I have always had my own perception of the type of individuals who lived up to the title of a man. One is not a man simply because he is over the age of twenty-one. It is true, according to webster’s Dictionary, a man is an adult, sir, gentleman, a male. But there are certain duties that come with being a man that I feel define a man.

Men are responsible. Men not only have a team to hold him accountable, he holds himself accountable.

Men are fathers. Not just because the part he plays in bringing a child into the world, nor because he spends half his paycheck on material things. A father is fully engaged in his child’s life.

Men respect women, all women. He understands his position, and he’s aware of a woman’s position as well.

We as men are too prideful. Until recently, I have not lived up to any of my own expectations. A man’s ability to learn from the mistakes of others helps him avoid making the same mistakes. Over this journey I am fortunate to not only learn from my experiences, but part of my growth came from paying attention to the next man’s experiences and heeding the advice of others.

I am a big fan of the chess-life analogy, especially when it comes to learning from others. When I stand and watch a chess game I am able to see things I would probably miss if I was playing. And in life, standing on the outside looking in has allowed me to correct my mistakes by learning from others.

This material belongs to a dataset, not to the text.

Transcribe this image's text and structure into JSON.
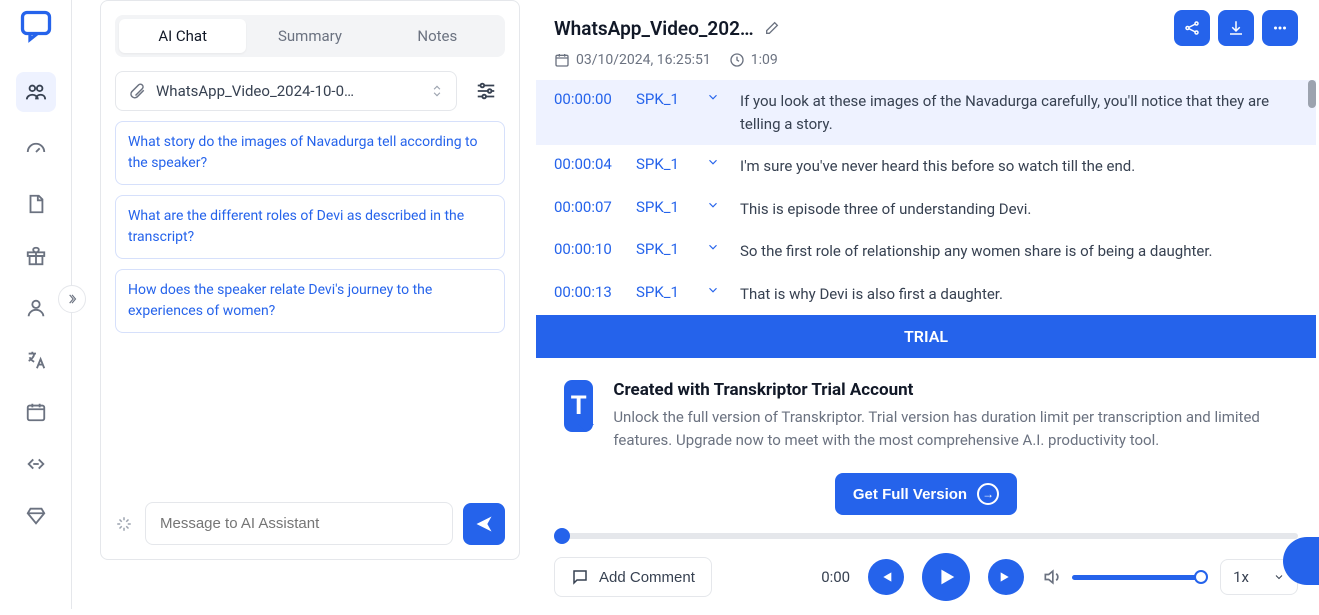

In order to man up I must hold my self accountable. Boys play the blame game. I accept the fact when I mess up it is no one’s fault but my own. As a man I have choices. I understand that my choices not only affect me but others as well. I can and will make better decisions. Below are five labels of a man all of which have at one time or another applied to me.

The Ignorant Man
I was very fluent in the words that lessen a person’s value. I would act out in public. It did not matter who was around. Most of my thoughts were irrational, and often I acted on these thoughts. “If we change the way we look at things, the things around us will change.”

The Control Man
At one time in just about every situation I felt the need to be in control. I wanted to run things in every aspect. I wanted to play boss. Even in relationships I felt the need to make decisions for myself and the woman. This tore relationships apart. The control issue was just as bad when I was put in position lead members of my gang. What I learned from this is a man who is controlling will eventually lose control and drive everyone off the cliff with him if they don’t bail on him first. Then they will surely laugh at his downfall.

The Yes Man
Although I was in a position to lead, I was not fully able to make my own decisions. My decisions were based on responses and the negative energy around me. I was a puppet moving to the next man’s beat. “I never in my life learned anything from a man who agreed with me.”

The No Man
Growing up, as early as when I was 15, every chance I got I would remind people that I was a man. Whenever someone tried tell me what I should be doing my response was, “Listen, I am a man. I don’t take advice.” This sounded cool at the time, but in reality this was the ignorant man talking. Back then, I had no idea what a man was. The ignorant mindset carried into my adult years. Looking back, I was clearly no man.

The Gentleman
What I like about the gentleman is he demonstrates positive mannerism when dealing with women and elders and also when dealing with conflict. Over the past five years I have slowly adopted the strategy. I can now bow out of a situation without any sense of pride holding me back.